Auction and trading sites
Online trading of second-hand goods started in New Zealand in the 1990s. The first major trading site which allowed members of the public to trade second-hand goods with one another was Trade & Exchange Online (launched in 1998). It was followed by Trade Me, where people sell goods through online auctions, in 1999. Smaller players such as Zillion (2005) and Sella (2008) followed.
Trade Me overwhelmingly dominated this market in the 2000s and was frequently the most visited website in New Zealand. In June 2009 Trade Me had more than half a million visitors each day, while Sella had just over 10,000. In 2009, 52% of items listed and 60% of items sold on Trade Me (excluding cars and property) were second hand.
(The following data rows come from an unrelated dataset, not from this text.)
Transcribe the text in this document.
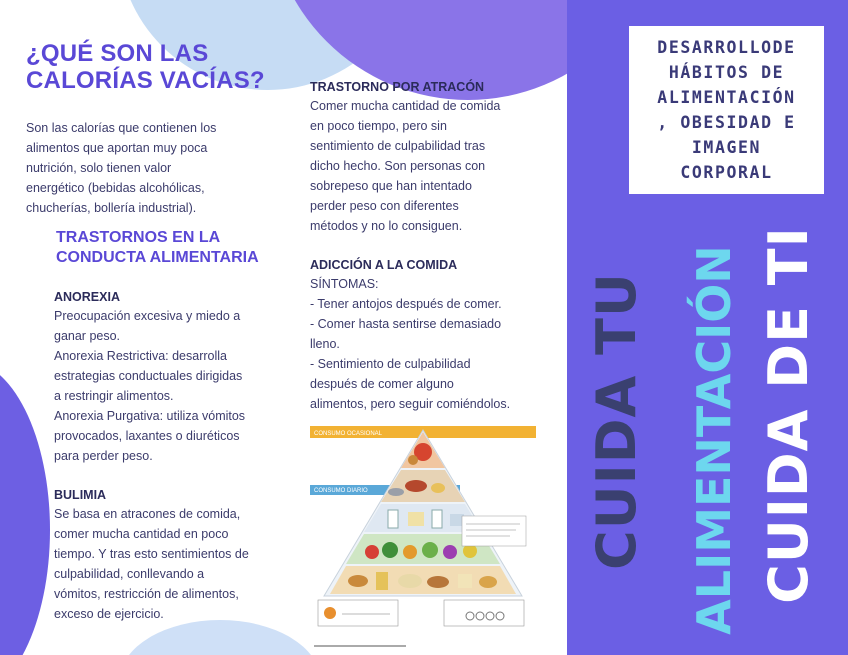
¿QUÉ SON LAS
CALORÍAS VACÍAS?
Son las calorías que contienen los
alimentos que aportan muy poca
nutrición, solo tienen valor
energético (bebidas alcohólicas,
chucherías, bollería industrial).
TRASTORNOS EN LA
CONDUCTA ALIMENTARIA
ANOREXIA
Preocupación excesiva y miedo a
ganar peso.
Anorexia Restrictiva: desarrolla
estrategias conductuales dirigidas
a restringir alimentos.
Anorexia Purgativa: utiliza vómitos
provocados, laxantes o diuréticos
para perder peso.
BULIMIA
Se basa en atracones de comida,
comer mucha cantidad en poco
tiempo. Y tras esto sentimientos de
culpabilidad, conllevando a
vómitos, restricción de alimentos,
exceso de ejercicio.
TRASTORNO POR ATRACÓN
Comer mucha cantidad de comida
en poco tiempo, pero sin
sentimiento de culpabilidad tras
dicho hecho. Son personas con
sobrepeso que han intentado
perder peso con diferentes
métodos y no lo consiguen.
ADICCIÓN A LA COMIDA
SÍNTOMAS:
- Tener antojos después de comer.
- Comer hasta sentirse demasiado
lleno.
- Sentimiento de culpabilidad
después de comer alguno
alimentos, pero seguir comiéndolos.
CONSUMO OCASIONAL
CONSUMO DIARIO
DESARROLLODE
HÁBITOS DE
ALIMENTACIÓN
, OBESIDAD E
IMAGEN
CORPORAL
CUIDA TU ALIMENTACIÓN CUIDA DE TI
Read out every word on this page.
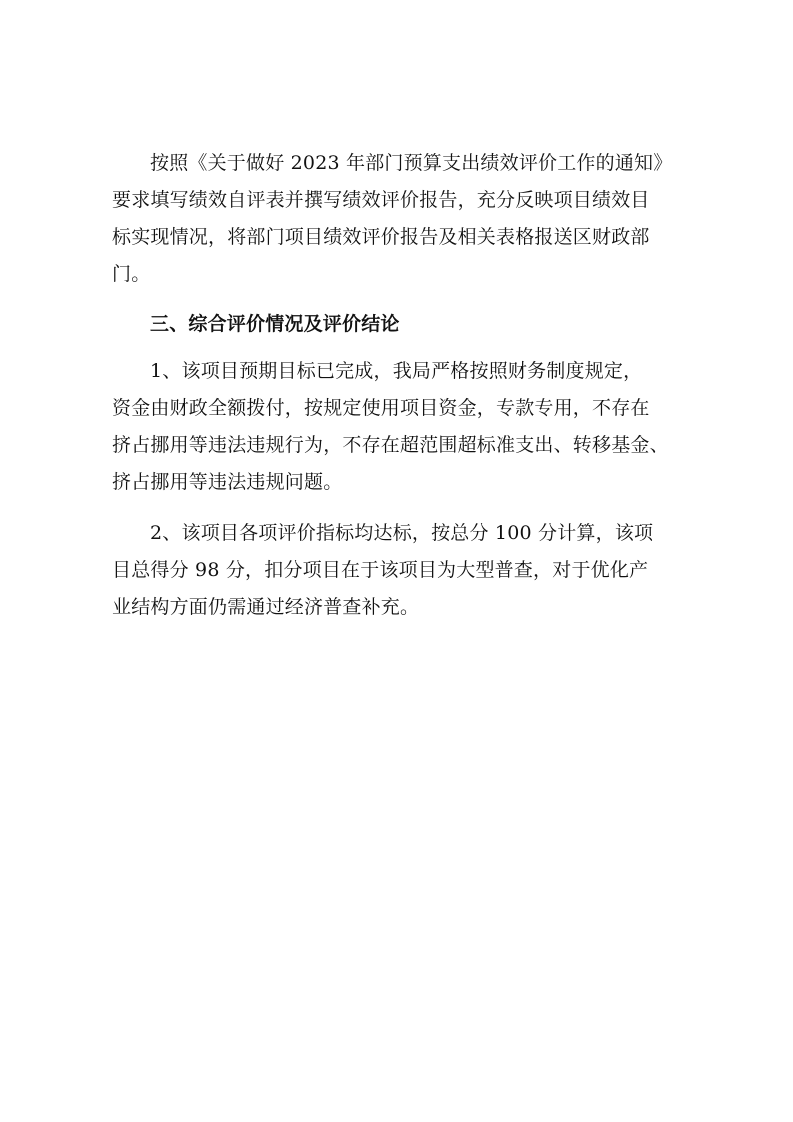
按照《关于做好 2023 年部门预算支出绩效评价工作的通知》
要求填写绩效自评表并撰写绩效评价报告，充分反映项目绩效目
标实现情况，将部门项目绩效评价报告及相关表格报送区财政部
门。
三、综合评价情况及评价结论
1、该项目预期目标已完成，我局严格按照财务制度规定，
资金由财政全额拨付，按规定使用项目资金，专款专用，不存在
挤占挪用等违法违规行为，不存在超范围超标准支出、转移基金、
挤占挪用等违法违规问题。
2、该项目各项评价指标均达标，按总分 100 分计算，该项
目总得分 98 分，扣分项目在于该项目为大型普查，对于优化产
业结构方面仍需通过经济普查补充。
Sam Morgan was just 22 years old when he set up online auction site Trade Me in 1999. Eight years later Trade Me was sold to media publishing giant John Fairfax Holdings for $700 million. Morgan received $200 million, which made him one of the wealthiest people in New Zealand. His parents, who invested money in Trade Me to get it started, received $50 million and started a charity with some of the proceeds.
Some antique and second-hand dealers embraced online trading and used existing sites or set up their own websites which complemented shop-based sales.
Online car sales
In the 2000s used cars were increasingly traded online as well as in traditional auctioneering warehouses and car yards. A 2009 survey showed that websites were the most popular way prospective buyers researched cars. Trade Me was the most popular website by far – it was used by 85% of buyers, compared with 34% for other comparable sites.
Most online trading websites have community message boards or blogs where people interested in particular antique and second-hand goods can chat about their interests and seek and offer advice. In June 2009 Trade Me’s most popular collectors’ chatroom was the ‘stamp club’, followed by the ‘coin club’ and the ‘lantern and cooker (stove) collectors thread’.